Thanks! I'll update the post.


3. Posted by Kate Litvak on July 19, 2005 @ 9:41 | Permalink

I would add that protecting property rights, both of individuals and corporations, *is* the best way to protect widows and orphans in the long run. The collapse of the communist bloc taught as at least that much.


4. Posted by Vic Fleischer on July 19, 2005 @ 10:50 | Permalink

IJ is certainly good at finding sympathetic plaintiffs, which is what makes IJ so effective at PR if not always in the courts (eg Kelo). But I'm sort of curious about where it stops. Is the IJ's long-term strategy to use sympathetic cases to achieve an ultimate goal of no/minimal economic regulation? Is the Lochnerism accusation unfounded? Is this the libertarian version of the NAACP's strategy in the 50s, 60s and 70s -- which was not, of course, just about nibbling at the edges, but rather about getting rid of de jure discrimination altogether? Or are you guys seeking some middle ground?


5. Posted by Will Baude on July 19, 2005 @ 12:09 | Permalink

I think there is a serious problem of collective intent here-- different lawyers, different clients, and different donors have very different visions about the ideal political and constitutional system. But pretty much all of them agree that as it stands things have gone too far in some direction or another. I think Cass Sunstein calls this something like "incompletely theorized agreement".


6. Posted by Th. B. on July 19, 2005 @ 15:37 | Permalink

I hope I'm not changing the subject too dramatically, but with due respect to Ms. Litvak, I think her characterization of the "lesson" to be learned from the fall of the Eastern Bloc is awfully problematic.

Almost no one, even on the left, would argue that "protecting property rights" would be bad for widows and orphans. But of course, it depends on what one means by the phrase "protecting property rights"--i.e., the meaning of both "protecting" and "property rights."

If, as I suspect, Ms. Litvak believes that "protecting property rights" is equivalent to the economic program favored by many libertarian L&E scholars--though I may be overreading her comment--I think it's very, very difficult to draw that conclusion from the fall of the Eastern bloc. If, say, Sweden were to collapse into chaos, that would of course be a different matter; but that doesn't appear to be likely to happen.
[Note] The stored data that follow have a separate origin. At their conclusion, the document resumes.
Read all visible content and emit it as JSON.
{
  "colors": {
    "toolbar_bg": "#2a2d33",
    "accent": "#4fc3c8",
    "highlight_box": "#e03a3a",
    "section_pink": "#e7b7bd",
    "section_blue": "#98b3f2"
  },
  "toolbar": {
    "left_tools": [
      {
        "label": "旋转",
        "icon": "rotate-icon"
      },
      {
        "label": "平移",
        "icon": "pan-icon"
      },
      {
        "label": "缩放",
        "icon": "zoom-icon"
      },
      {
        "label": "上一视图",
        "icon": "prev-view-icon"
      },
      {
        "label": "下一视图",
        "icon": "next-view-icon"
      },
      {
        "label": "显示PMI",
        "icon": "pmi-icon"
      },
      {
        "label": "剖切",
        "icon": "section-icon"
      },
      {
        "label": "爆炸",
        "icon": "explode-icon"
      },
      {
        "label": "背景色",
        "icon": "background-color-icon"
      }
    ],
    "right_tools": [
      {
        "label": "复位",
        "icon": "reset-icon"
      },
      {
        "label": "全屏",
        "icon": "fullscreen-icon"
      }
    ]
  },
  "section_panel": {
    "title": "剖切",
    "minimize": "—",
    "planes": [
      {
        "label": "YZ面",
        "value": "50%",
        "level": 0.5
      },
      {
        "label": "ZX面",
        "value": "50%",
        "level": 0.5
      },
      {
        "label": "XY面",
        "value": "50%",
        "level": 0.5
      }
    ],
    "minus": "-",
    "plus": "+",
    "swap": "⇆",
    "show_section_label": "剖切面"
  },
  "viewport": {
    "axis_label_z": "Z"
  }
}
It seems to me that the much more sensible, if less pretentious, lesson to be drawn from the events of 1989-1991 is that communism doesn't work. Or perhaps not even that: perhaps the lesson is merely that nomenklatura-style communism doesn't work. (Although one could easily retort that, in practice, nomenklatura-style communism is the only communism that is possible.)